I had, by some stroke of luck, run into the University of Iowa’s Bridging Domestic and Global Diversity Program. It required an interview, and having been accepted, we attended various workshops to introduce us to diversity, and what it meant to be diverse. Having gone through the workshops, I realized that I had been going about my identity all wrong. I hadn’t been able to discover my place because I hadn’t completely accepted my identity as Chinese or American. I was always on the cusp between hating my Chinese background and hating my American culture. Diversity isn’t about tolerating differences. It is about accepting them for the imperfections and advantages. That is, stripped down to the basics: Love. Not the love we see between two people, but the one that encompasses all human beings, for all their strengths and faults.
That is Acceptance.
That is Love.
After having this realization, I was finally able to accept myself as Chinese-American. It was freeing, and it was what my grandmother was trying to knock into my hard head. I was so rooted in my convictions, in stereotypes, that I forgot about being able to enjoy just who I am, and who the people are around me. The frustrations I felt with myself, and with those around me, were rooted from lack of Love. My identity as Chinese-American was supposed to be rooted in Love. I had the rare opportunity to be born with both feet in different cultures—why haven’t I been embracing it?
Being Chinese-American isn’t being one or the other. It is loving everything that is encompassed in those cultures, and having the capabilities to understand both. To accept both. And to weave the best of both cultures into our thoughts and philosophies. It’s about balancing two cultures and seeing them live in harmony. It’s about being the embodiment of that harmony and realizing that there’s really nothing so different between the two that would make either one a threat. If I can do that within myself, couldn’t I do it externally, with other people and cultures? Here I am, no compass, no ship, and no guides, in a world that is nothing like my own. It’s frightening, but fear grows in the absence of Love, and fear is what turns into hate.

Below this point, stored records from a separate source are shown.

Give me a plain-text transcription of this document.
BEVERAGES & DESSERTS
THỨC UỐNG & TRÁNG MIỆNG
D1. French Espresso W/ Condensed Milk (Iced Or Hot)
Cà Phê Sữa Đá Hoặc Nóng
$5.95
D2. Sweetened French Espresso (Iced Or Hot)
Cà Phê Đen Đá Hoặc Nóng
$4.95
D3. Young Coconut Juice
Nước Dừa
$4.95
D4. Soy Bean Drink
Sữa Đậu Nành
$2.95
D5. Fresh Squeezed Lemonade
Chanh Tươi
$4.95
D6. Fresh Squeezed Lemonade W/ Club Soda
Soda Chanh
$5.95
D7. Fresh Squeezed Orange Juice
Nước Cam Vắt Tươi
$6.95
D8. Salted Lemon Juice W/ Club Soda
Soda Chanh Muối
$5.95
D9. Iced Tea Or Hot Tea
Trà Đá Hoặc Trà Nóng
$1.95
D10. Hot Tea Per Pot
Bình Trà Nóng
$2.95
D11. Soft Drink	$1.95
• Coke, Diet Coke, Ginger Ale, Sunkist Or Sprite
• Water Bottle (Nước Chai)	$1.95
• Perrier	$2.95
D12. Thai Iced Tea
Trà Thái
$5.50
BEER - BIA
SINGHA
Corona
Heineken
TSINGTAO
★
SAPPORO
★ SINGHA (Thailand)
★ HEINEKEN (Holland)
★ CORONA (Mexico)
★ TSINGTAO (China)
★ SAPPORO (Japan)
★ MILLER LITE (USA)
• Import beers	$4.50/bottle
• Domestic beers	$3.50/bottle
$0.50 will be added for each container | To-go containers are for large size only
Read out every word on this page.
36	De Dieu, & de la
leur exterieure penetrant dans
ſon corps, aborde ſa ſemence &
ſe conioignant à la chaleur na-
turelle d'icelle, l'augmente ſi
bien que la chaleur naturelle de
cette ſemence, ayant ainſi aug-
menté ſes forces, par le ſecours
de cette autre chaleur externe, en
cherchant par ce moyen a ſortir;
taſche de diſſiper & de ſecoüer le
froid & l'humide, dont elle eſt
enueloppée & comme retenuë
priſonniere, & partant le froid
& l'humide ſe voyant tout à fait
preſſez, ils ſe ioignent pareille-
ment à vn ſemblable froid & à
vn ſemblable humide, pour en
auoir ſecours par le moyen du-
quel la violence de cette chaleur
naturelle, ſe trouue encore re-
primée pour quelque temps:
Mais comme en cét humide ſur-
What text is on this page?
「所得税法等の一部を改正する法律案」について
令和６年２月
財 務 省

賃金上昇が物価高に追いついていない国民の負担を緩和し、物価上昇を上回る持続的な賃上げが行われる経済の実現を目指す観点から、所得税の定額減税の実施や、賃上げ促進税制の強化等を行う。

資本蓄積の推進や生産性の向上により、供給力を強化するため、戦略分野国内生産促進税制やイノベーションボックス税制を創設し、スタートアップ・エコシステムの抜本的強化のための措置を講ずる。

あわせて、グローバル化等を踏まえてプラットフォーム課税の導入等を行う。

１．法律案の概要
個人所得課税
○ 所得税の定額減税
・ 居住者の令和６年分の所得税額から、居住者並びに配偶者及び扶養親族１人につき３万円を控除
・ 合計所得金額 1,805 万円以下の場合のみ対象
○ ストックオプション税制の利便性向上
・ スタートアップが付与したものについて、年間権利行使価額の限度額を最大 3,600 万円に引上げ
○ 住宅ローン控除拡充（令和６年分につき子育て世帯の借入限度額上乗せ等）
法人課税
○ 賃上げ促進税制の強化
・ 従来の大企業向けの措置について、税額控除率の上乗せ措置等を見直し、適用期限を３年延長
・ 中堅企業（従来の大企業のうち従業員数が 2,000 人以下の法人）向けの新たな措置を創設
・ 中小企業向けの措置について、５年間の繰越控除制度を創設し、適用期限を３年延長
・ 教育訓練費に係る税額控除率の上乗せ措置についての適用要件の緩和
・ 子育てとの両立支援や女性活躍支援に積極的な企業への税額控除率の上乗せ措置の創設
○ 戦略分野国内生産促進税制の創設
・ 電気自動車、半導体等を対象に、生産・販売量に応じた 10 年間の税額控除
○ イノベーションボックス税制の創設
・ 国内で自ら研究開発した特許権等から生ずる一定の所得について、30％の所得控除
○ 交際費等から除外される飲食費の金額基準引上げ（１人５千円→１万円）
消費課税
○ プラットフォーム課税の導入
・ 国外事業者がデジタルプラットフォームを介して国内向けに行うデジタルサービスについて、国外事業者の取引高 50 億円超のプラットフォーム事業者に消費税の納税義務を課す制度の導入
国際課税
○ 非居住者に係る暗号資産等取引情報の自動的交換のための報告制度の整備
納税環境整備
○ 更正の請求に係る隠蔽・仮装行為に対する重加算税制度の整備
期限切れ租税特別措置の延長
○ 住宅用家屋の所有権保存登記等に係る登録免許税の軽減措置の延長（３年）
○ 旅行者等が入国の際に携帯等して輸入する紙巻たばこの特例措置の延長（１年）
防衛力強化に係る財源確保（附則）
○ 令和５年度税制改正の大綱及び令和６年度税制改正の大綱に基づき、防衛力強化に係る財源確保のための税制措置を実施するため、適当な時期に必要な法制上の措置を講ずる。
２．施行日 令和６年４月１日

For me, being Chinese-American means being able to Love. Identity is what is rooted in our philosophies and our views. What others think is their own identity. It has nothing to do with the rest of us.
I taught English for a year in Thailand, and am currently teaching English in Taiwan. I plan on continuing with graduate school in Australia. And throughout all of my adventures (past, present, and future), I hope that I can use what I was taught, what I learned, to navigate and explore different cultures and worlds. To love and accept all of them. All because my grandmother asked me, “What language are you using to communicate with me?” to set forth my expedition to discover my identity.
So who am I?
I am Rochelle Liu. I am Chinese-American. I am Love.
And the best part of it all is: so is everyone else.